Due mesi di duro cemento, forse i più tosti dell’intero circuito: sette tornei in cui il calore dal basso fa eco ai raggi dall’alto! Hai voglia a mettere doppie calze, alla fine ne usciranno tutti coi piedi lessi
Quando i rimbalzi schizzano, le frenate fischiano e le giunture urlano, non ci sono dubbi: siamo in piena ‘US hard court season’. Un percorso pieno di dollari che, uno dietro l’altro, danno la striscia di otto settimane spalmate tra Atlanta e New York. Due mesi di duro cemento, forse i più tosti dell’intero circuito: sette tornei in cui il calore dal basso fa eco ai raggi dall’alto! Hai voglia a mettere doppie calze, alla fine ne usciranno tutti coi piedi lessi. I più forti si limitano a giocarne alcuni, i presenzialisti invece timbrano sette volte giacché a metà torneo sono già pronti, armi e bagagli, per la tappa successiva.
Maledetto cemento, pensavano una volta erbivori e terraioli seppur mossi da ragioni diverse. Orfani i primi del morbido confort dei fili verdi, privati i secondi dell’immancabile strusciata, tutti avevano di che lamentarsi di una superficie che non concede allo spostamento più di tanto. Fin qui le spine. Ma ci sono anche le rose: sette splendidi appuntamenti che spaziano dai 250 ai 500 fino ai master 1000 di Toronto e Cincinnati giocati all’interno di rettangoli pittati di azzurro e definiti da righe tanto larghe da incutere timore anche all’occhio di falco. La palla viaggia senza esitazioni tracciando traiettorie tanto precise da restituire rimbalzi veloci ma avulsi da quelli bizzarri della terra europea o dell’erba britannica. Ci sono, poi, le tante banconote verdognole che svolazzando come coriandoli dietro un treno in corsa alla fine avranno un effetto placebo anche sui peggiori acciacchi.

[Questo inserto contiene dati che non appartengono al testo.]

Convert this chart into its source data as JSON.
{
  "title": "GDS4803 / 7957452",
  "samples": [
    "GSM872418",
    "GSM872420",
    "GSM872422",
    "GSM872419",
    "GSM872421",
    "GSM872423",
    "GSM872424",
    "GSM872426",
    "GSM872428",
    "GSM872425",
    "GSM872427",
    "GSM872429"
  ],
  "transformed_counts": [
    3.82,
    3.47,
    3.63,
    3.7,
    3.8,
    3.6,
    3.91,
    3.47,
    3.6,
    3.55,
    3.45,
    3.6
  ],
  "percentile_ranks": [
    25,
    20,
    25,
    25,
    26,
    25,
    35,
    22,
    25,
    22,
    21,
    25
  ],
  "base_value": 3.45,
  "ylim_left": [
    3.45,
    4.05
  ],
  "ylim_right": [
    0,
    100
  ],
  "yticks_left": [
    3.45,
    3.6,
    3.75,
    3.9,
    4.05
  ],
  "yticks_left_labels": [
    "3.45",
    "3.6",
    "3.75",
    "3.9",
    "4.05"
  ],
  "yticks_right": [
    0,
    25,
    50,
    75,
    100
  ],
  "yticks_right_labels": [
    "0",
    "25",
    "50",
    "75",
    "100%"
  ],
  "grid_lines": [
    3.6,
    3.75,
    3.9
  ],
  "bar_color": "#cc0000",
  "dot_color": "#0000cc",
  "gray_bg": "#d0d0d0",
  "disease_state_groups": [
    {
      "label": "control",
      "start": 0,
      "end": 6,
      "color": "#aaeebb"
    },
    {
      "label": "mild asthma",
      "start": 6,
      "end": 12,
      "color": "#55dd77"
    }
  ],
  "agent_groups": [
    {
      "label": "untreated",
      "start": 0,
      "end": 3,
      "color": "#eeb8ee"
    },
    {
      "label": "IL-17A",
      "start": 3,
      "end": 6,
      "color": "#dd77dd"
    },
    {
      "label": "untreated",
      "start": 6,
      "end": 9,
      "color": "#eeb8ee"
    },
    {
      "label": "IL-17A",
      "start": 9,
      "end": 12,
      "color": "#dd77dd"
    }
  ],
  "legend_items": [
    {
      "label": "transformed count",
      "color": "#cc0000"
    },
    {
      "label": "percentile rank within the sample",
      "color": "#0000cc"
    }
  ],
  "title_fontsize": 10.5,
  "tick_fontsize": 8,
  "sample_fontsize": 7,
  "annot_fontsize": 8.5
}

Insomma, un tourbillon di situazioni ad alto voltaggio tra cui trovare la giusta sintonia prima dell’assalto finale alla rocca. Materia del contendere: l’ultimo slam in terra d’America.
E se i tennisti d’oltreoceano nascono col cemento nel DNA, tutti gli altri devono trovare un minimo di feeling con una superficie che ha nel contropiede il nemico sputato e si alimenta di impugnature western messe a cappello di impatti compresi tra potenza e balistica. Una conoscenza della materia, tuttavia, che non concede sorta di leadership ai compatrioti dello zio Sam. Tant’è che se Fritz Taylor ha firmato l’appuntamento di Atlanta, Daniel Evans ha fatto eco con quello di Washington, Stephanos Tsitsipas ha detto la sua a Los Cabos e il nostro Sinner ci ha fatto sognare in quel di Toronto. Di Winston Salem avremo presto notizie mentre tutto sappiamo di Cincinnati e della finale epica consumata tra Djokovic e Alcaraz sotto gli occhi di un mondo attonito. Una finale che non ti aspetti, insolita per due giocatori che puntando al titolo nella grande Mela dovrebbero strizzare l’occhio al risparmio. Invece ne è venuto fuori un confronto che la dice lunga sul connubio di aspirazione e adrenalina, un match giocato pescando l’impossibile da un cilindro in raso nero e che fa onore a quanto visto in questa US Hard court Season 2019.
Se anche New York li metterà uno davanti all’altro, avremo un altro epilogo cementifero che potrebbe aggiungere un nuovo capitolo alla già lunga storia di questo sport, ormai universale, che viva Dio non fa più differenza tra superficie e superficie.